Putting ourselves out there, particularly with our creative work is scary for all of us. Perhaps it’s because when we are being creative – and I’m using the word very loosely to include any form of self-expression – we are completely vulnerable and leave ourselves open a world of criticism.
But should we let that stop us? It’s something I feel passionately about: how fear and creativity interrelate, how we move past the former to get to the latter and why it truly matters.
There are plenty of good reasons to be fearful. There are hundreds of reasons not to “do the thing”, whatever that thing is. But since there is only one you, it’s not only a disservice to others who don’t get to experience a piece of who you are through whatever it is you’re drawn to do, but more importantly, it’s a disservice to your real self, who once again takes a back seat to fear and stays quietly in the corner.
The unfortunate thing is, when you do put yourself out there, no-one can say it will always work out well. Often, the very things we fear do in fact become a reality.
Susan Jeffers, author of the best-selling classic Feel the Fear and Do It Anyway, wrote: “It took many, many rejections before my first book, Feel the Fear and Do It Anyway, was finally accepted by a publisher.

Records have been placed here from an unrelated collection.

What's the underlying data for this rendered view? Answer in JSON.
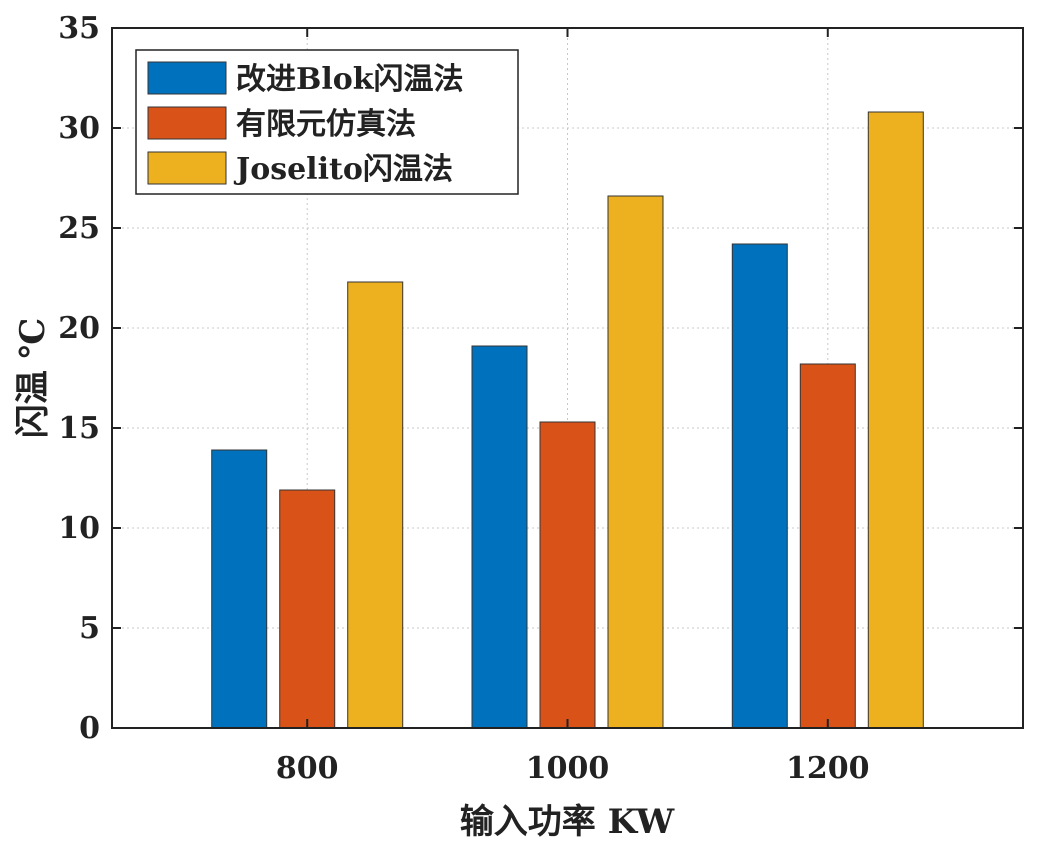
{
  "chart_data": {
    "type": "bar",
    "categories": [
      "800",
      "1000",
      "1200"
    ],
    "series": [
      {
        "name": "改进Blok闪温法",
        "color": "#0072BD",
        "values": [
          13.9,
          19.1,
          24.2
        ]
      },
      {
        "name": "有限元仿真法",
        "color": "#D95319",
        "values": [
          11.9,
          15.3,
          18.2
        ]
      },
      {
        "name": "Joselito闪温法",
        "color": "#EDB120",
        "values": [
          22.3,
          26.6,
          30.8
        ]
      }
    ],
    "xlabel": "输入功率  KW",
    "ylabel": "闪温  ℃",
    "ylim": [
      0,
      35
    ],
    "yticks": [
      "0",
      "5",
      "10",
      "15",
      "20",
      "25",
      "30",
      "35"
    ],
    "grid": true,
    "legend_position": "top-left"
  }
}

The worst rejection I ever got was that ‘Lady Di could be bicycling nude down the street giving this book away and nobody would read it.’”
People can be thoughtless jerks, can’t they? She persisted, and the book, first published in 1987, sold 15 million copies in 100 countries.

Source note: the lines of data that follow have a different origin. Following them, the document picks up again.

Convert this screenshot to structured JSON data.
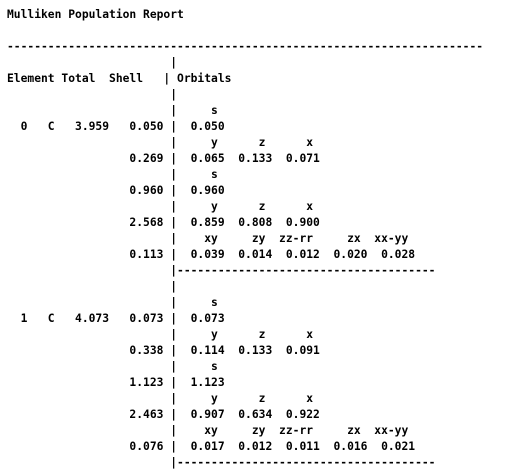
{
  "report": {
    "title": "Mulliken Population Report",
    "separator_full": "----------------------------------------------------------------------",
    "separator_block": "--------------------------------------",
    "headers": {
      "element": "Element",
      "total": "Total",
      "shell": "Shell",
      "orbitals": "Orbitals"
    },
    "atoms": [
      {
        "index": "0",
        "symbol": "C",
        "total": "3.959",
        "shells": [
          {
            "shell": "0.050",
            "labels": [
              "s"
            ],
            "values": [
              "0.050"
            ]
          },
          {
            "shell": "0.269",
            "labels": [
              "y",
              "z",
              "x"
            ],
            "values": [
              "0.065",
              "0.133",
              "0.071"
            ]
          },
          {
            "shell": "0.960",
            "labels": [
              "s"
            ],
            "values": [
              "0.960"
            ]
          },
          {
            "shell": "2.568",
            "labels": [
              "y",
              "z",
              "x"
            ],
            "values": [
              "0.859",
              "0.808",
              "0.900"
            ]
          },
          {
            "shell": "0.113",
            "labels": [
              "xy",
              "zy",
              "zz-rr",
              "zx",
              "xx-yy"
            ],
            "values": [
              "0.039",
              "0.014",
              "0.012",
              "0.020",
              "0.028"
            ]
          }
        ]
      },
      {
        "index": "1",
        "symbol": "C",
        "total": "4.073",
        "shells": [
          {
            "shell": "0.073",
            "labels": [
              "s"
            ],
            "values": [
              "0.073"
            ]
          },
          {
            "shell": "0.338",
            "labels": [
              "y",
              "z",
              "x"
            ],
            "values": [
              "0.114",
              "0.133",
              "0.091"
            ]
          },
          {
            "shell": "1.123",
            "labels": [
              "s"
            ],
            "values": [
              "1.123"
            ]
          },
          {
            "shell": "2.463",
            "labels": [
              "y",
              "z",
              "x"
            ],
            "values": [
              "0.907",
              "0.634",
              "0.922"
            ]
          },
          {
            "shell": "0.076",
            "labels": [
              "xy",
              "zy",
              "zz-rr",
              "zx",
              "xx-yy"
            ],
            "values": [
              "0.017",
              "0.012",
              "0.011",
              "0.016",
              "0.021"
            ]
          }
        ]
      }
    ]
  }
}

Of course, most of the time the payoff from pushing through fear isn’t quite that fantastic, at least not outwardly so. Mostly, we “do the thing” and enjoy it, and step into ourselves a little more with our fears going unfounded. Other times, we “do the thing” and our worst fears are realised, which we then discover weren’t that bad after all.

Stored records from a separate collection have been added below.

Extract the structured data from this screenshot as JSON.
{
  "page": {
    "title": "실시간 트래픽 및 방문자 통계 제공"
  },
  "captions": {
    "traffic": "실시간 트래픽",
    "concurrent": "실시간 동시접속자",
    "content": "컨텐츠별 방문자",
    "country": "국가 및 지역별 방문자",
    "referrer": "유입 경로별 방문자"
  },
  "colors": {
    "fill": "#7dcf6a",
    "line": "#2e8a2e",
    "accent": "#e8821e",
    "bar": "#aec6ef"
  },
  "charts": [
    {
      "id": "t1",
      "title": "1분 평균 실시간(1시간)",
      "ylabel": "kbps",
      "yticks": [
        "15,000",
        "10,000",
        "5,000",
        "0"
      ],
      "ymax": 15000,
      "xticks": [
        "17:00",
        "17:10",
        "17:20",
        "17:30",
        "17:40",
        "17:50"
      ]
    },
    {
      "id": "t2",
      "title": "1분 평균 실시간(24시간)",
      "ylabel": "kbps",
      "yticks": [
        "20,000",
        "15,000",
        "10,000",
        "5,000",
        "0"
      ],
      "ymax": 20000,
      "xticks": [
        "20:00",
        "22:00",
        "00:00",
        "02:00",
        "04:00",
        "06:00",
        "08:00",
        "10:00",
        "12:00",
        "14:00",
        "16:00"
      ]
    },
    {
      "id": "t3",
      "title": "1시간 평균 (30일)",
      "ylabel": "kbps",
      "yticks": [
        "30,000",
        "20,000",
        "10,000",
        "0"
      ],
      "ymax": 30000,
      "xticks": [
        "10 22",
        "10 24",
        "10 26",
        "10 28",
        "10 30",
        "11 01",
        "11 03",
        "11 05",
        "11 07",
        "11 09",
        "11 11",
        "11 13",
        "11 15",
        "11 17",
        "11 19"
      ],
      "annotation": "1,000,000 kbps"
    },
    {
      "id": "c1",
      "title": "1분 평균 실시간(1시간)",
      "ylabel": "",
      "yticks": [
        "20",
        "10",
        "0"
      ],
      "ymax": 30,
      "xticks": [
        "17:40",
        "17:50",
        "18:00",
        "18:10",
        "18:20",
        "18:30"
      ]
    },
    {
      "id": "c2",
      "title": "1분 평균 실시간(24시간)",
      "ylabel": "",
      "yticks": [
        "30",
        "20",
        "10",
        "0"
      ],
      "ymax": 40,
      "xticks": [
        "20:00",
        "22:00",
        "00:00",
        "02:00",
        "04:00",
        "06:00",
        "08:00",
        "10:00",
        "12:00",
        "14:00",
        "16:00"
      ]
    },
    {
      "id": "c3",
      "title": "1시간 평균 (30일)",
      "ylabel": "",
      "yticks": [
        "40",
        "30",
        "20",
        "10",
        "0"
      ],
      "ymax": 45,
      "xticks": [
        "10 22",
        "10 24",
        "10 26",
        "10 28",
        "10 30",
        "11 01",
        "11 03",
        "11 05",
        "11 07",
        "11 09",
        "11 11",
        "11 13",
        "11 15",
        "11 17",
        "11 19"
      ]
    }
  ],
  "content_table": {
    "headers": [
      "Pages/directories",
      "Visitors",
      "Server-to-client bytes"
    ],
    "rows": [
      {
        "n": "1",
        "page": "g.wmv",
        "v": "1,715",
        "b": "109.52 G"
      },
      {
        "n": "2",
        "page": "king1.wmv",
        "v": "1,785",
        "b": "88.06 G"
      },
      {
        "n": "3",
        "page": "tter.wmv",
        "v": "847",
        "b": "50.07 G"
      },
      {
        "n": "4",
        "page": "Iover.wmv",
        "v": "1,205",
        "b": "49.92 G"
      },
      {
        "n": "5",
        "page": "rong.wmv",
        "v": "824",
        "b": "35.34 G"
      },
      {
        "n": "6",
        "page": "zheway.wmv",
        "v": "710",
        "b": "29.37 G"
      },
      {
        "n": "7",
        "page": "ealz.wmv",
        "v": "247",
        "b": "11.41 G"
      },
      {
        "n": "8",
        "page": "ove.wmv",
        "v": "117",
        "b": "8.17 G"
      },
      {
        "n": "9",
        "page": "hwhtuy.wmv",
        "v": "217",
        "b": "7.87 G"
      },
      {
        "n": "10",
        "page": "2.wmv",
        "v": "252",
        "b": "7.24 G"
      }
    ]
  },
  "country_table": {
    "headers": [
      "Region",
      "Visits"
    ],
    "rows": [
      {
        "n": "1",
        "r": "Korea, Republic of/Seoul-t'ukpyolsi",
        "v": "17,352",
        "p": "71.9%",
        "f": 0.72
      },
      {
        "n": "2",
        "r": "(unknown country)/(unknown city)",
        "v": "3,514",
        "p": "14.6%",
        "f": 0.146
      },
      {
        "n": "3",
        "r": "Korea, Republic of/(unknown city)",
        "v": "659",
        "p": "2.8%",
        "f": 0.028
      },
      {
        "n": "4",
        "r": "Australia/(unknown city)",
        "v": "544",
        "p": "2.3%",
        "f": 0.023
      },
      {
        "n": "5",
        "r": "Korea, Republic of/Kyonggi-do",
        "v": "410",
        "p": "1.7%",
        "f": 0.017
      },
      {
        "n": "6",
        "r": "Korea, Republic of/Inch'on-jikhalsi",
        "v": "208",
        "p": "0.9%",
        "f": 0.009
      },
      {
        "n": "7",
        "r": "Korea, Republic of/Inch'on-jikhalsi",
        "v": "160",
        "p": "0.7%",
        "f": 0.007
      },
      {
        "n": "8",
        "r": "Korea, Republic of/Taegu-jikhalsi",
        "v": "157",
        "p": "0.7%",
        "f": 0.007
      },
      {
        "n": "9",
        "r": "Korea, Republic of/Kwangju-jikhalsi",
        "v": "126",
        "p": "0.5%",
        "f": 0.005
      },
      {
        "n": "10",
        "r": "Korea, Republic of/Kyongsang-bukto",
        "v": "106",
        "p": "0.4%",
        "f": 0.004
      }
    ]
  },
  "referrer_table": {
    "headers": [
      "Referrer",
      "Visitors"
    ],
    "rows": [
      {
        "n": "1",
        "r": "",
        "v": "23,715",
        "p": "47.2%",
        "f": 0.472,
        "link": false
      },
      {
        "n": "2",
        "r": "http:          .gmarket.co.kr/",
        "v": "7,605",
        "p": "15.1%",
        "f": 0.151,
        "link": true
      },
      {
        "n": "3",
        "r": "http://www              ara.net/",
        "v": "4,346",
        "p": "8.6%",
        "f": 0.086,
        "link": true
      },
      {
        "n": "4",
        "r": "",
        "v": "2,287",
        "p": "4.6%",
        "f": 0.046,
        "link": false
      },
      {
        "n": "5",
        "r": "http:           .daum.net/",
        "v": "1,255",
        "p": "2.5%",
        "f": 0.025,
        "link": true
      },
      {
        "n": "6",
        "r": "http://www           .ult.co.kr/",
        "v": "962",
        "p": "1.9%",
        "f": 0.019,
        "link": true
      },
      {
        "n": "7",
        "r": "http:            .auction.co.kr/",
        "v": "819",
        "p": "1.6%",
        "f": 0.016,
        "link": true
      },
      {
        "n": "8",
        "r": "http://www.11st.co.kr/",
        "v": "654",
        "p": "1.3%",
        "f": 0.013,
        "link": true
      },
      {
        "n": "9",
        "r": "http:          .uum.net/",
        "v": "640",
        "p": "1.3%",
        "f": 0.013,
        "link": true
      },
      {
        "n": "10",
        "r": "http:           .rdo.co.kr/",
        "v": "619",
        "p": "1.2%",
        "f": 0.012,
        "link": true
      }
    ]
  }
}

Pushing through her fear of public speaking, my favourite live Tedx Talk was by a woman who spoke about saying “yes” to life. While her voice shook with nerves, she shared her thoughts behind the amazing art she creates for a living– how she started out, and why it’s so important to her. It was a simple story (which is often better) and it was her own. No-one else could have told it. I’m so glad she didn’t let the nerves stop her because when people speak from their truth, you walk away with a piece of them etched on your soul.
I’ve had my own fears realised heaps of times, but quite notably a couple of months ago at a speaking event. Towards the end, just before it was my turn to speak (as previously arranged), the organiser’s buddy decided he had something to say. He whispered in the organiser’s ear that he wanted to speak, and I was bumped off the list! I was sitting there thinking, “Is this for real?”
And it was! After his friend spoke, the organiser then declared the event over, since he needed to be somewhere, and started packing the equipment away. Shocked by the rudeness of it all, I said, “That’s OK, I don’t need a microphone”. I got up and spoke anyway, to an audience who had half already left. The other half, who was just about to walk out the door, kindly came back and listened.
I could have chosen to see it as proof that I don’t matter, or that I shouldn’t push myself out of my comfort zone again, but I chose to see it as something else and get on with it. For me, it just coaxes my true self out further, who says: “Nup, not having that.” I continue to do the things I want to do, while realising the importance of associating with more professionally-minded people!
When it comes to fear, pushing past it takes dedication and practice. The only people who claim to be completely fearless and never insecure are liars or psychopaths. You may even know a few.
No-one is exactly like you. The beauty in creativity and “doing the thing” is not only the piece of yourself you are sharing with the world, which is a really big deal, but also the fact that you are stepping into more of who you really are, away from the corner while fear loosens its grip a little.